Une journée européenne consacrée à l'essor du secteur numérique

La Commission européenne organise, mardi 10 avril, une grande 'Journée du numérique' à Bruxelles. Elle s’attend à ce que les États membres y prennent des engagements communs afin d'encourager les investissements dans les technologies et les infrastructures numériques européennes, y compris dans le domaine de l’intelligence artificielle. 
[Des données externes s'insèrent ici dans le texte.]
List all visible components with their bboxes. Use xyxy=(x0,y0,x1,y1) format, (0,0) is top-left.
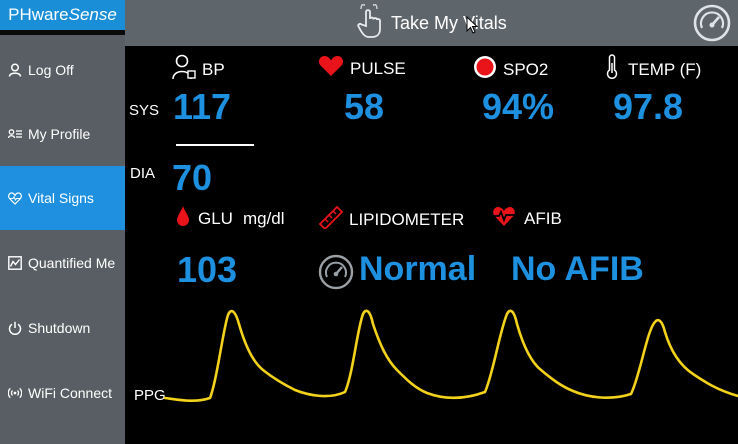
brand-suffix: Sense xyxy=(68,5,117,24)
sidebar-item-log-off[interactable]: Log Off xyxy=(0,38,125,102)
spo2-label: SPO2 xyxy=(473,55,548,84)
ppg-trace xyxy=(163,309,738,403)
brand-divider xyxy=(0,30,125,35)
brand-prefix: PHware xyxy=(8,5,69,24)
mouse-cursor-icon xyxy=(466,15,479,34)
temp-value: 97.8 xyxy=(613,86,684,127)
thermometer-icon xyxy=(606,54,618,85)
glu-value: 103 xyxy=(177,249,238,290)
glu-label: GLU mg/dl xyxy=(176,205,285,232)
brand-logo: PHwareSense xyxy=(0,0,125,30)
sidebar-item-label: Shutdown xyxy=(28,320,91,336)
speedometer-small-icon xyxy=(318,254,354,295)
ppg-waveform xyxy=(163,309,738,403)
sidebar-item-shutdown[interactable]: Shutdown xyxy=(0,296,125,360)
sidebar-item-vital-signs[interactable]: Vital Signs xyxy=(0,166,125,230)
take-my-vitals-button[interactable]: Take My Vitals xyxy=(355,0,507,43)
dia-label: DIA xyxy=(130,165,156,182)
pulse-label: PULSE xyxy=(318,55,406,82)
pulse-value: 58 xyxy=(344,86,385,127)
sidebar-item-wifi-connect[interactable]: WiFi Connect xyxy=(0,361,125,425)
profile-list-icon xyxy=(8,127,22,141)
chart-icon xyxy=(8,256,22,270)
sys-label: SYS xyxy=(129,102,160,119)
sidebar-item-quantified-me[interactable]: Quantified Me xyxy=(0,231,125,295)
speedometer-icon[interactable] xyxy=(693,4,731,42)
sidebar-item-label: Quantified Me xyxy=(28,255,116,271)
take-my-vitals-label: Take My Vitals xyxy=(391,12,507,33)
afib-value: No AFIB xyxy=(511,250,644,288)
power-icon xyxy=(8,321,22,335)
afib-label: AFIB xyxy=(492,205,562,232)
record-dot-icon xyxy=(473,55,497,84)
temp-label: TEMP (F) xyxy=(606,54,701,85)
sys-value: 117 xyxy=(173,86,232,127)
sidebar-item-label: Log Off xyxy=(28,62,74,78)
sidebar: PHwareSense Log Off My Profile Vital Sig… xyxy=(0,0,125,444)
heart-ecg-icon xyxy=(492,205,516,232)
blood-drop-icon xyxy=(176,205,190,232)
sidebar-item-label: WiFi Connect xyxy=(28,385,113,401)
sidebar-item-label: My Profile xyxy=(28,126,91,142)
glu-unit: mg/dl xyxy=(242,208,285,228)
heart-icon xyxy=(318,55,344,82)
top-bar: Take My Vitals xyxy=(125,0,738,46)
ruler-icon xyxy=(318,205,344,234)
wifi-icon xyxy=(8,386,22,400)
heartbeat-icon xyxy=(8,191,22,205)
lipid-value: Normal xyxy=(359,250,477,288)
sidebar-item-my-profile[interactable]: My Profile xyxy=(0,102,125,166)
dia-value: 70 xyxy=(172,157,213,198)
person-outline-icon xyxy=(172,54,196,85)
lipidometer-label: LIPIDOMETER xyxy=(318,205,464,234)
hand-pointer-icon xyxy=(355,0,385,43)
spo2-value: 94% xyxy=(482,86,555,127)
person-icon xyxy=(8,63,22,77)
bp-label: BP xyxy=(172,54,225,85)
sidebar-item-label: Vital Signs xyxy=(28,190,94,206)
bp-divider xyxy=(176,144,254,146)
C’est la deuxième fois que la Commission européenne organise une 'Journée du numérique' (‘Digital Day’). La première avait été organisée en 2017 à Rome et avait marqué la signature d'une déclaration en faveur d'une coopération européenne accélérée sur les superordinateurs. Cette année, la Commission et la Présidence bulgare du Conseil de l'UE entendent encourager la coopération en matière d'intelligence artificielle, de blockchain, de cybersanté et d'innovation. 

« La Journée numérique de cette année est le moment idéal pour reconnaître ce que nous avons accompli, mais aussi pour encourager les États membres de l'UE à aller de l'avant rapidement », a déclaré, en amont, le vice-président de la Commission responsable du Marché unique numérique, Andrus Ansip. La Slovénie, la Finlande, la Suède, l'Espagne, l'Irlande, Malte, l'Italie et le Portugal seront représentés au niveau ministériel. Sont également attendus des représentants des autres pays de l'UE, des représentants de l'industrie, du monde universitaire et de la société civile. 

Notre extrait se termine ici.